I think the first thing to appreciate is the face that we are all born with a certain somatotype (body shape) & regardless of training, we only have a certain range within we can manipulate our form depending on our somatotype. That is, a very stocky, muscular individual will certainly be able to decrease fat mass through proper training & nutrition, but they will never look like an African marathon runner.
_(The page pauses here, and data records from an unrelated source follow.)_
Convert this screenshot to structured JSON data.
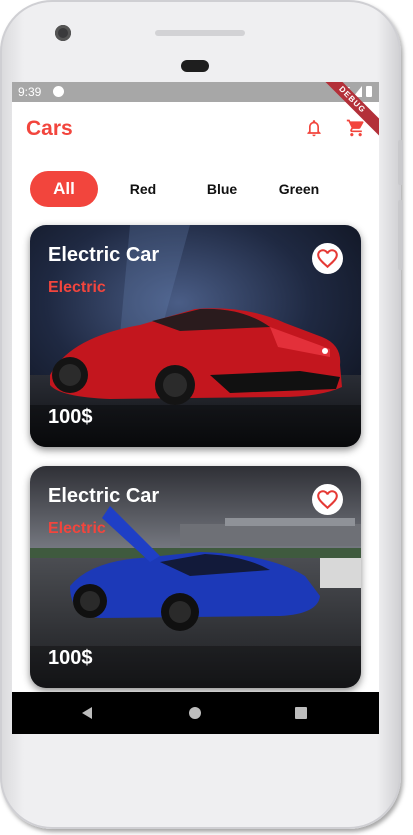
{
  "status_bar": {
    "time": "9:39"
  },
  "debug_banner": "DEBUG",
  "app_bar": {
    "title": "Cars",
    "icons": [
      "bell-icon",
      "cart-icon"
    ]
  },
  "tabs": [
    {
      "label": "All",
      "active": true
    },
    {
      "label": "Red",
      "active": false
    },
    {
      "label": "Blue",
      "active": false
    },
    {
      "label": "Green",
      "active": false
    }
  ],
  "cards": [
    {
      "title": "Electric Car",
      "subtitle": "Electric",
      "price": "100$",
      "favorite_icon": "heart-outline-icon"
    },
    {
      "title": "Electric Car",
      "subtitle": "Electric",
      "price": "100$",
      "favorite_icon": "heart-outline-icon"
    }
  ],
  "nav_bar": {
    "icons": [
      "back-icon",
      "home-icon",
      "recent-apps-icon"
    ]
  },
  "colors": {
    "accent": "#f2453d",
    "status_bar": "#a7a7a7",
    "nav_bar": "#000000"
  }
}
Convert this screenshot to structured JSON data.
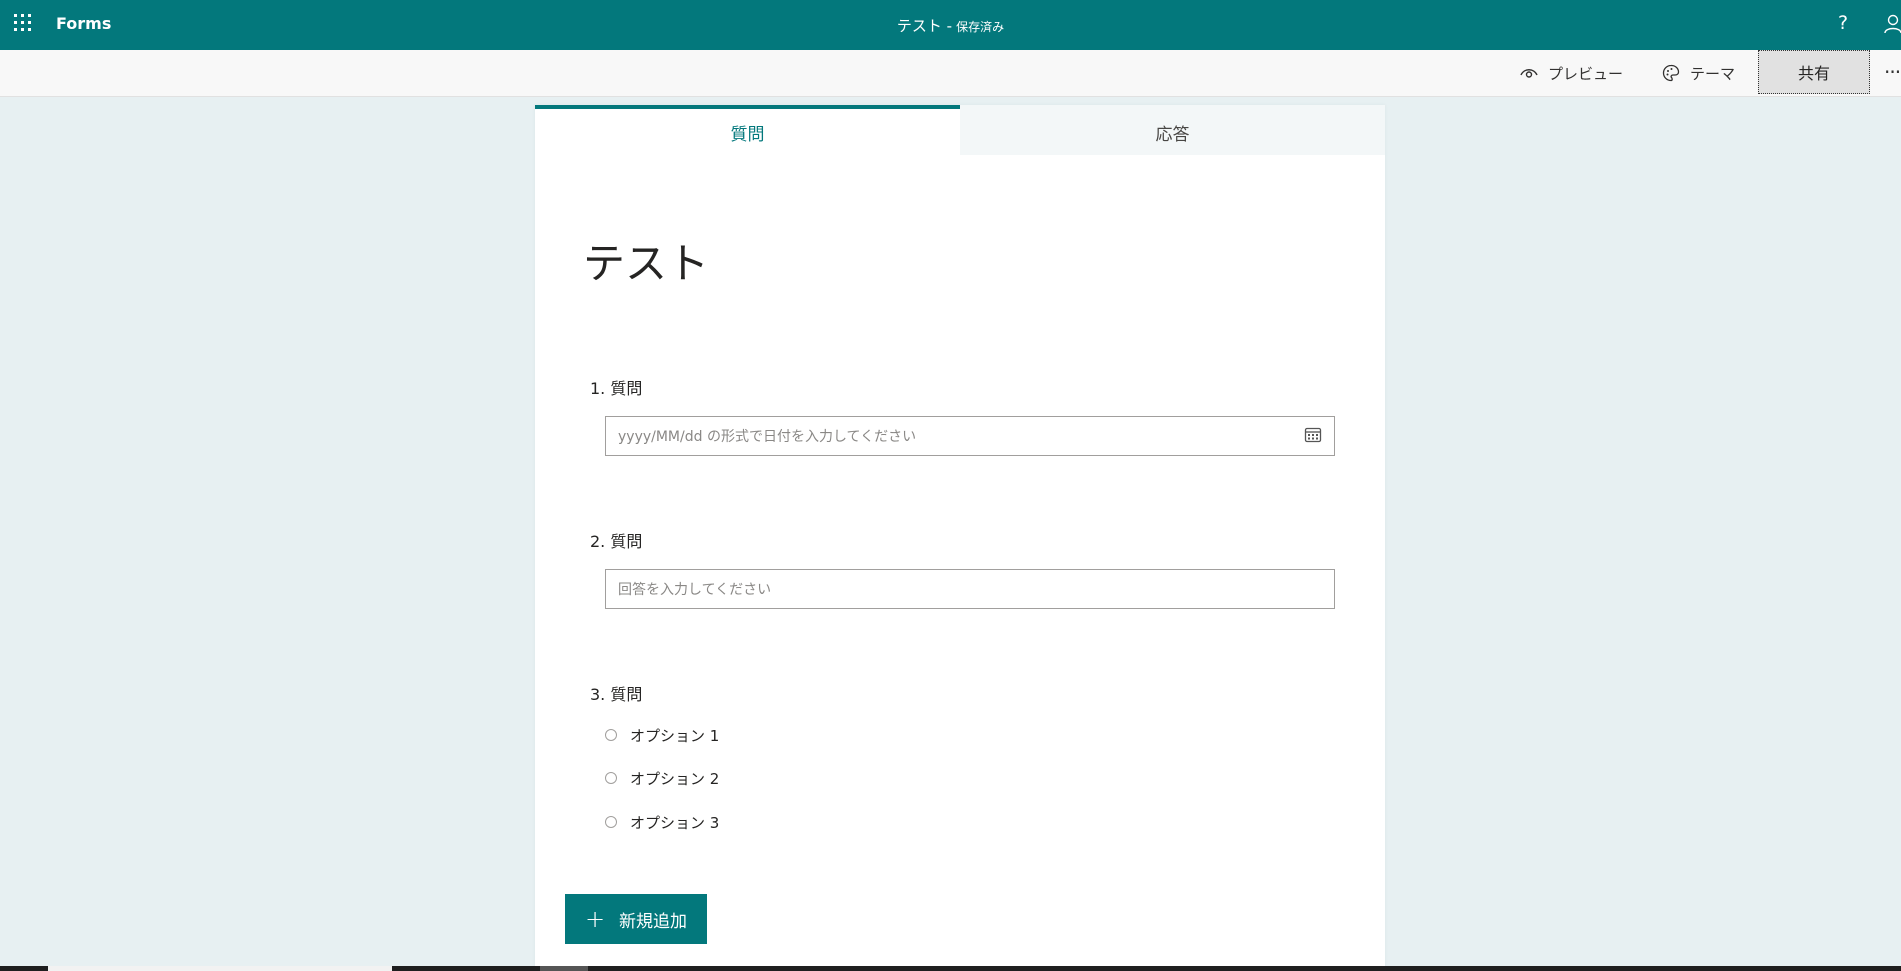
{
  "header": {
    "app_name": "Forms",
    "doc_title": "テスト -",
    "saved_status": "保存済み",
    "help_label": "?"
  },
  "commandbar": {
    "preview_label": "プレビュー",
    "theme_label": "テーマ",
    "share_label": "共有",
    "more_label": "···"
  },
  "tabs": [
    {
      "label": "質問",
      "active": true
    },
    {
      "label": "応答",
      "active": false
    }
  ],
  "form": {
    "title": "テスト",
    "questions": [
      {
        "label": "1. 質問",
        "type": "date",
        "placeholder": "yyyy/MM/dd の形式で日付を入力してください"
      },
      {
        "label": "2. 質問",
        "type": "text",
        "placeholder": "回答を入力してください"
      },
      {
        "label": "3. 質問",
        "type": "choice",
        "options": [
          "オプション 1",
          "オプション 2",
          "オプション 3"
        ]
      }
    ],
    "add_new_label": "新規追加",
    "add_new_symbol": "+"
  },
  "colors": {
    "brand": "#03787c",
    "background": "#e7f0f2"
  },
  "icons": [
    "app-launcher-icon",
    "help-icon",
    "user-icon",
    "eye-icon",
    "palette-icon",
    "calendar-icon",
    "plus-icon"
  ]
}
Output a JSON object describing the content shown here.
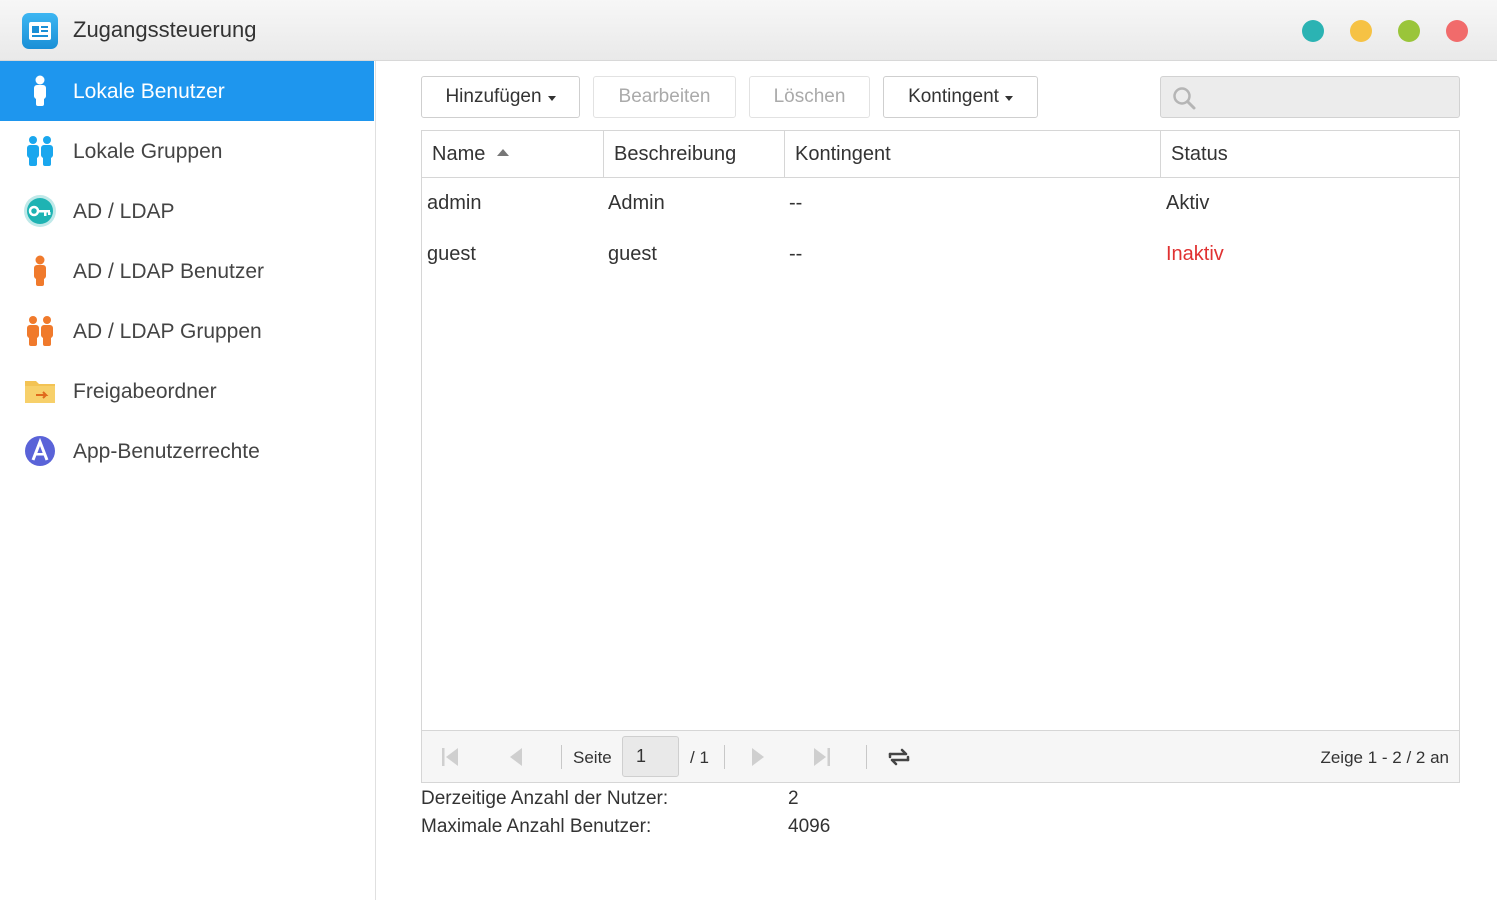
{
  "window": {
    "title": "Zugangssteuerung",
    "controls": [
      {
        "name": "window-teal-button",
        "color": "#2bb3b3"
      },
      {
        "name": "window-minimize-button",
        "color": "#f6c244"
      },
      {
        "name": "window-maximize-button",
        "color": "#9ac53a"
      },
      {
        "name": "window-close-button",
        "color": "#f16b6b"
      }
    ]
  },
  "sidebar": {
    "items": [
      {
        "label": "Lokale Benutzer",
        "icon": "local-user-icon",
        "active": true
      },
      {
        "label": "Lokale Gruppen",
        "icon": "local-group-icon",
        "active": false
      },
      {
        "label": "AD / LDAP",
        "icon": "key-icon",
        "active": false
      },
      {
        "label": "AD / LDAP Benutzer",
        "icon": "ldap-user-icon",
        "active": false
      },
      {
        "label": "AD / LDAP Gruppen",
        "icon": "ldap-group-icon",
        "active": false
      },
      {
        "label": "Freigabeordner",
        "icon": "shared-folder-icon",
        "active": false
      },
      {
        "label": "App-Benutzerrechte",
        "icon": "app-privilege-icon",
        "active": false
      }
    ]
  },
  "toolbar": {
    "add_label": "Hinzufügen",
    "edit_label": "Bearbeiten",
    "delete_label": "Löschen",
    "quota_label": "Kontingent",
    "search_placeholder": ""
  },
  "table": {
    "columns": [
      "Name",
      "Beschreibung",
      "Kontingent",
      "Status"
    ],
    "rows": [
      {
        "name": "admin",
        "description": "Admin",
        "quota": "--",
        "status": "Aktiv"
      },
      {
        "name": "guest",
        "description": "guest",
        "quota": "--",
        "status": "Inaktiv"
      }
    ]
  },
  "pager": {
    "page_label": "Seite",
    "page_value": "1",
    "page_total": "/ 1",
    "summary": "Zeige 1 - 2 / 2 an"
  },
  "info": {
    "current_label": "Derzeitige Anzahl der Nutzer:",
    "current_value": "2",
    "max_label": "Maximale Anzahl Benutzer:",
    "max_value": "4096"
  },
  "colors": {
    "accent": "#1e96ee",
    "inactive": "#e03131"
  }
}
However, the ability to manipulate form within the limitations of your natural somatotype depends on how you plan & implement a well thought our regimen of resistance training & nutrition. In term sof the lalter, don't just focus on the total caloric intake. Also consider the type of calories & the timing of their ingestion. Some recent work in this area has suggested that as long as the nutrition around training is optimal, you can be in caloric deficit & still increase lean muscle mass. This has to do with the stimulation fo the MTOR pathway that leads to protein symthesis after a weight training session.
When putting together your training program consider the training variables of exercise type, exercise order, tempo (speed of movement), volume (sets & reps), recovery (between sets & exercises) & the big one…intensity. Hypertrophy is best achieved between 65-85% of 1 rep max. Remember growth hormone is up-regulated when lactate levels are high so the recovery between sets needs to be minimal.
The American College of Sports Medicine release position stands & the one on resistance training guidelines for healthy young adults might be worth a look.